Васюк более ни минуты не задерживаясь в сенях выскочил во двор на ходу натягивая на кафтан зипун, да нахлобучивая на голову мурмолку с отворотами из меха хоря. Митрий уже ждал его за воротами и зябко топал ногами, хотя на дворе было не так уж чтобы холодно, однако морозец сразу ухватил и его за уши после теплой избы. Митрий одногодок Васюка был сыном известного в городе золотаря (ювелира) Евграфия Семеновича Лошина. Семья его жила с достатком, поэтому и были у него на ногах сапоги и мерз он больше чем одетый в каличи Васюк, вот потому и прихлопывал он на морозе ногами.
- Ну, чегось? – спросил у друга Васюк, - Чтось за новина?

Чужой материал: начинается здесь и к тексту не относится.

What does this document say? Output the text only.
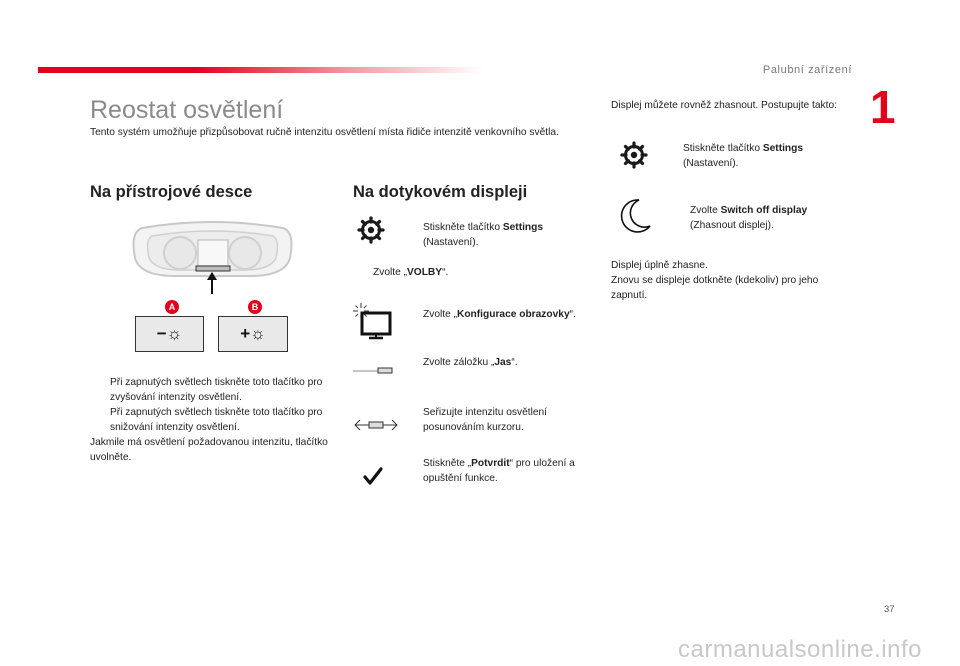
Palubní zařízení
1
Reostat osvětlení
Tento systém umožňuje přizpůsobovat ručně intenzitu osvětlení místa řidiče intenzitě venkovního světla.
Na přístrojové desce
A	B
−☼	+☼
Při zapnutých světlech tiskněte toto tlačítko pro zvyšování intenzity osvětlení.
Při zapnutých světlech tiskněte toto tlačítko pro snižování intenzity osvětlení.
Jakmile má osvětlení požadovanou intenzitu, tlačítko uvolněte.
Na dotykovém displeji
Stiskněte tlačítko Settings (Nastavení).
Zvolte „VOLBY“.
Zvolte „Konfigurace obrazovky“.
Zvolte záložku „Jas“.
Seřizujte intenzitu osvětlení posunováním kurzoru.
Stiskněte „Potvrdit“ pro uložení a opuštění funkce.
Displej můžete rovněž zhasnout. Postupujte takto:
Stiskněte tlačítko Settings (Nastavení).
Zvolte Switch off display (Zhasnout displej).
Displej úplně zhasne.
Znovu se displeje dotkněte (kdekoliv) pro jeho zapnutí.
37
carmanualsonline.info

- А, тое, слухай сюды, - дрожа от мороза начал Митрий, - У батяни тапереча сидит подьячий из самой Москвы Иван Василий сын Семак иже запамятал, яз тобе про тое
- Той что у дьяка из разрядного приказа?
- Докумекал? – улыбнулся Митрий.
-  И шож робить таперича?
- шо, шо! Челом бить, вось шо! Я чул ты жаждешь бытии при пушках, а то и пушкарем вось и бей подьячему челом, да и яз с тобой, чтоб суместно значица в рати топать. Ну идем, что ли?
Васюк взглянул на друга и видел колебание на его лице и боязнь. Не так просто быть челом. Но пушки, пушки! Была – не была! Васюк сорвал с головы мурмолку и ударил оземь перед собой и страх словно ушел в одночасье.
- А-а-а! Идем! Авось!
И они обнявшись двинулись к избе Митрия. Город уже наводнили войска. По всей стрелецкой слободе стояли шатры, горели костры, а из хат тянуло дымом и запахом готовящейся еды. По улицам то туда, то сюда ходили стрельцы в кафтанах, шапках и сапогах всевозможных цветов, скакали на конях казаки, одетые в армяках и папахах, а так же татары (казанские и астраханские) разодетые на восточный манер в шапках с меховой опушкой, в доспехах (колонтарь, юшман, бехтерец), ичигах украшенных вышивкой. Особо у татар привлекали копья с бунчуками, сабли «клыч» и луки  в саадачных наборах со стрелами оперением совершенно немыслимых цветов. Вообще разместить в городе и лагере несколько десятков тысяч ратников, да еще прокормить их и обогреть дело не такое уж легкое, поэтому некоторые непорядки и сумятицы в войске случались. Здесь же царь и великий князь Иоанн Васильевич решил расписать бояр, воевод и детей боярских по полкам.
Васюк с Митрием очень скоро подошли к избе золотаря Лошина и уже оробев, вошли в сени. Приотворив дверь, они осторожно заглянули в горницы. Там за столом сидели два человека. Один из них отец Митрия – Евграфий Семенович Лошин, одетый в шелковую рубаху, расшитую серебряной нитью, мягкие сафьяновые сапоги. Он сидел на лавке, почтительно глядя на своего собеседника и кивая головой. Второй был подьячий Иван Васильевич Семак, одетый в длинный становой кафтан, вольготно расстегнутый из-под которого была видна шелковая рубахе. Сапоги на нем были кожаные на толстой подошве, зимние. Рядом на лавке лежала шуба из лисы. В комнате стоял небольшой полумрак, но свечи в подсвечнике стоявшие на столе довольно хорошо освещали сидевших друг напротив друга. Стол был обильно уставлен питьем и едой. Здесь был и жбан с медовухой и бутыли с настойками. Еда была разнообразна и вовсе не повседневная. Щи да каша – пища наша, вовсе не подходило к этому застолью. Здесь были и каши – гречневая и ячменная. Оладьи сложенные горкой и политые топленым маслом. Кроме этого отдельно на подносе уложены пироги с маком, капустой и мясом. Здесь же отдельно и квашеная капуста, и соленые огурчики, моченые яблоки, соленые грибочки грузди и рыжики. Кроме всего прочего посредине стола стояла сковорода со скворчащим салом залитым яйцами да на блюде рядом запеченная в печи утка уже наполовину разделанная. И всю эту снедь завершал великолепный заливной судак в длинном блюде, украшенный кольцами репчатого лука, свеклы и моркови.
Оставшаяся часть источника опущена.